Celui-ci fut voulu comme le socle d'une nouvelle politique d'urbanisme, diminuant la présence automobile dans l'hyper-centre, et faisant la part belle au renouveau urbain et surtout à la réunion des deux rives, qui, architecturalement, économiquement et sociologiquement parlant ont toujours eu tendance à s'ignorer.

En 1997, la Communauté Urbaine de Bordeaux adopta le projet de réseau formé de trois lignes totalisant 43 km d'infrastructures. La Ville souhaitait une réalisation simultanée des ces trois lignes dans l'hyper-centre afin de ne supporter qu'une seule période de travaux. Le coût de ce projet était équivalent à celui du dernier projet de VAL, mais le tramway proposait une desserte de la première couronne, et notamment des communes de Mérignac, Pessac, Lormont et Cenon.

Déclaré d'utilité publique en 2000, malgré une opposition remarquée des commerçants bordelais, la mise en chantier du projet fut l'occasion d'engager une première phase de réduction de la circulation dans le centre-ville. Dans un premier temps, 24,5 km devaient être réalisés, assurant l'armature principale du réseau et notamment le triangle Quinconces - Pey-Berland - Porte de Bourgogne, constituant les trois stations de correspondances entre les trois lignes. 690M€ furent investis, dont moins de la moitié pour le système de transport : le solde, consacré à l'aménagement urbain, autorisa une première phase de transformation de l'espace urbain. Rapidement, les bordelais remarquaient les rues et places rénovées... et surtout les façades de pierre dépoussiérées de la noirceur provoquée par la pollution automobile.

De débuts difficiles à un éclatant succès

Le 21 décembre 2003, le nouveau tramway faisait ses débuts avec la mise en service de la ligne A entre Mériadeck, Lormont et Cenon.

010406_Apey-berland2

Bordeaux - Place Pey-Berland - 1er avril 2006 - Cette vaste place, au fond de laquelle prend place l'hotel de ville, était autrefois un vaste parking.
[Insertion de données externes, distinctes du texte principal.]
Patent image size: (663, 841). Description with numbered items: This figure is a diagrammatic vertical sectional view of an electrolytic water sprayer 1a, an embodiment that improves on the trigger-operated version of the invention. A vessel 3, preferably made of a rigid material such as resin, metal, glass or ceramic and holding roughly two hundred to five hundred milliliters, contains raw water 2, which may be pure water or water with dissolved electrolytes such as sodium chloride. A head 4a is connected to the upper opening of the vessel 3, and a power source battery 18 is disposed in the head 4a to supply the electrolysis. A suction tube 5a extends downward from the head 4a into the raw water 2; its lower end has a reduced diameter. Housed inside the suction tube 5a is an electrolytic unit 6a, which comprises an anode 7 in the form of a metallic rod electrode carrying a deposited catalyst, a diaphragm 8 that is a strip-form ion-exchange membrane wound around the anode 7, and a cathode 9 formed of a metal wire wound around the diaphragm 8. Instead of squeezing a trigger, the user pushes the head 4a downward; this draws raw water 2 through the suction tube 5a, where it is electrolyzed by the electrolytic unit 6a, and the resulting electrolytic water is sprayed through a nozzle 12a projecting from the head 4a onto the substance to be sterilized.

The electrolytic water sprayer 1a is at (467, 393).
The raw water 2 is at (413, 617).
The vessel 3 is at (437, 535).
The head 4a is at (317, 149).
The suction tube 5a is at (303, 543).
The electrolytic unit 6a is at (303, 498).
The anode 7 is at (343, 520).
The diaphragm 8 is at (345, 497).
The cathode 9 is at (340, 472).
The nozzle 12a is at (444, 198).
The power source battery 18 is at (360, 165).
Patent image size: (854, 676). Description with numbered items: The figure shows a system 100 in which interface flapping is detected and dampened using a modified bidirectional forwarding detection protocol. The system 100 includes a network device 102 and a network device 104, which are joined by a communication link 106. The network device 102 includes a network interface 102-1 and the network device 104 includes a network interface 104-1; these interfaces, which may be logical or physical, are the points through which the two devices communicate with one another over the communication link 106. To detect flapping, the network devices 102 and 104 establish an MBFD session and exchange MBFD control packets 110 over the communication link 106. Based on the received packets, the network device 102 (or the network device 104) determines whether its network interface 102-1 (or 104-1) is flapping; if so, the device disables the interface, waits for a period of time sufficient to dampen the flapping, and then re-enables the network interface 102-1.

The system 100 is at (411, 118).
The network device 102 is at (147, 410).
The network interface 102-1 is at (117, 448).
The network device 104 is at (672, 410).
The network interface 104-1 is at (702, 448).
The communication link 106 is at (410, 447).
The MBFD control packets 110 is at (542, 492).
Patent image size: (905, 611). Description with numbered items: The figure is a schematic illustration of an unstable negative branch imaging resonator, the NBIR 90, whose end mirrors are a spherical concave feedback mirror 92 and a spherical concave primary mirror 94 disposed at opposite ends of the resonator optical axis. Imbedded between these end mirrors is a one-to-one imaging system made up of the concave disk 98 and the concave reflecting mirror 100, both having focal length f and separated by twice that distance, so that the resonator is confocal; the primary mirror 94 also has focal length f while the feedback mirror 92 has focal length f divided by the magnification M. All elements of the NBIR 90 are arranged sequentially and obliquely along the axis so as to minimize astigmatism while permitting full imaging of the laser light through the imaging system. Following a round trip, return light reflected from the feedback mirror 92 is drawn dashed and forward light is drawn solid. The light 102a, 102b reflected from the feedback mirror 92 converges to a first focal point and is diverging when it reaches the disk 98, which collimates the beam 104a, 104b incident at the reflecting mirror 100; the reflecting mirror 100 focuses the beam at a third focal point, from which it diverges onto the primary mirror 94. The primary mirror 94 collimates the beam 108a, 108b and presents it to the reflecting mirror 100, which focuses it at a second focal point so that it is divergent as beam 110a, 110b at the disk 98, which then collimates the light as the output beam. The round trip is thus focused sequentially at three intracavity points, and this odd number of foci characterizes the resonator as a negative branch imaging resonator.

L'arrivée du tram a permis de remettre en valeur le patrimoine architectural bordelais. L'absence de ligne aérienne rend l'insertion du tram particulièrement discrète. © transporturbain.

Les débuts furent difficiles, pour ne pas dire douloureux. Le choix d'un système d'alimentation par le sol des rames dans le centre-ville provoqua des difficultés, tant cette solution nouvelle fut difficile à mettre au point. On ne comptait plus les interceptions du service du fait de défauts d'isolement. Toutefois, les élus locaux réaffirmaient dans les choix des phases suivantes le choix de l'APS, en dépit du coût : le « tramway sans fil » finit par devenir fiable et on ne peut nier la valeur ajoutée de ce dispositif sur certaines places bordelaises...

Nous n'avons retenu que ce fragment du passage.